Shifting Particles: The StoreFront Community experiment

By Ghazaleh Etezal, OCADU and Curator, The Storefront

My view of life has altered dramatically after an attempt to break the rules and sneak up to stardom. I suppose stardom is my word choice because I wanted to get back at someone, some people, some idea of doubt. Not that I doubted myself, no, doubt was all around me and that’s what made me mad. I couldn’t understand why people didn’t believe.

My emotions manifested themselves in the Bloorcourt neighbourhood, one that I had never stepped into prior to my classroom investigation. Ever heard of a think tank? At Ontario College of Art & Design there are design classrooms for it, and the teacher decides what tank you get to think in. In this case, our tank was business improvement and neighbourhood identity. Lets just sum up the story to when I got a key in my hand to an empty storefront that no one believed was possible to acquire. It was the one moment where I felt so powerful, that nothing could stop me from making a dynasty of my own after graduation. And it all ended just about the next day, where I found myself alone, confused and in need of help, in a 1400 square foot space at 957 Bloor in May 2008.

The story of community arts for me is a story of people believing in something that they have never seen, heard or trusted before. It’s like actually shifting some particles in people’s brain that gravitates to the leader, like hard-core respect. I mean, where do I begin? Have I even begun yet? I don’t even know what beginning is anymore. I thought it was when I got the key, but every time someone walked through that door and asked me what the space was about, it felt like the beginning. Like everyone had their eye on this empty space, expecting it to become something that they so deeply wanted…a gallery, a rental space, a mixed-use space, a community hub, a place where students could work with the community, a playground…and I was in charge to make wishes come true. The hundreds of people I met through this “social network” that I had built, to me, felt like art in my mind, so I tried my best to communicate it by having people physically connect.

The possibilities kept growing and my time and energy were dropping. It was a period where I felt like I was responsible for everyone else’s needs and none of my own. I didn’t know who I was trying to be and what direction I was headed. As if all the work I had done was a lie, having talked my way through the process. The adventure came to a point where I felt like I had gone too far with my emotions and stood naked on a stage. It’s when all the loving people I had come in contact with felt so connected to my courageous attempt to re-configure the model of a space, that their needs mattered to me more than me. I completely lost sense of my own identity through the gathering of minds and hearts of others, trying to figure out their collective identity, which was really the space’s identity.

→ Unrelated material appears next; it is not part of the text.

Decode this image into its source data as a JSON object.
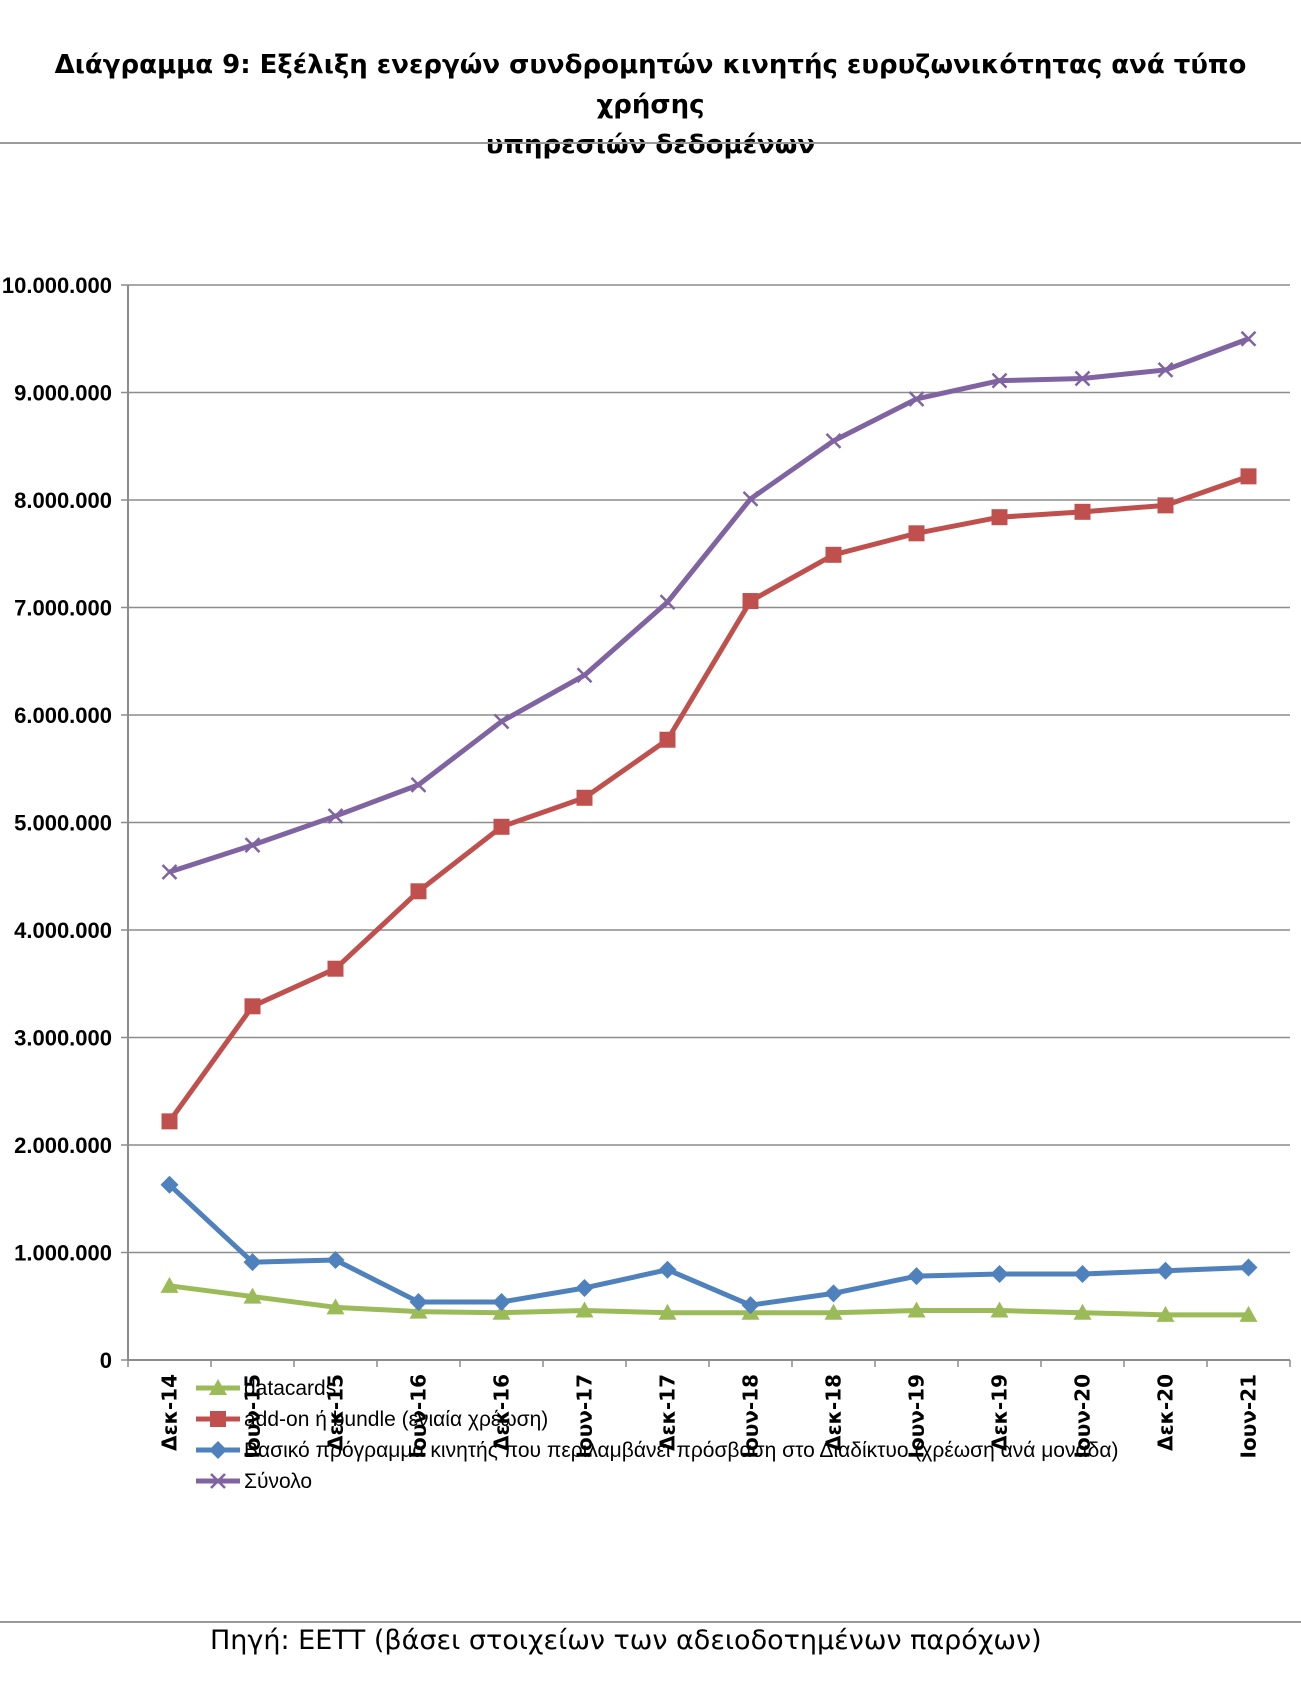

Was it selfish of me or selfless? I say I tried my best, but did I? Did I really manifest all that I worked for to its full potential? Or was it all a waste of time and energy? To tell you the truth, I don’t even know. Sure, I got a Globe&Mail article out of it, got invited to speak at an Innovation Café, worked my way up to the BIA and attempted to make a site called MEconomist, but I wonder to myself if my lifestyle change was worth it. Until tonight, almost a year later from when I gave the key away after the renewed months of paying reduced rent from various resources, I haven’t come to a solid conclusion on how I feel about putting my all before four walls and a community of people who wanted to help and support me. I felt like the star of a pilot show, not knowing if I’d make it through to the next episode.

However, I have come to a conclusion on community building and neighbourhood development: No one wants to take responsibility and everyone wants structure. We want new leaders and new structures, so we’re drawn to people who break the rules and shift particles in our hearts and minds. And to end it off, that is the art part of it, not the longing for change.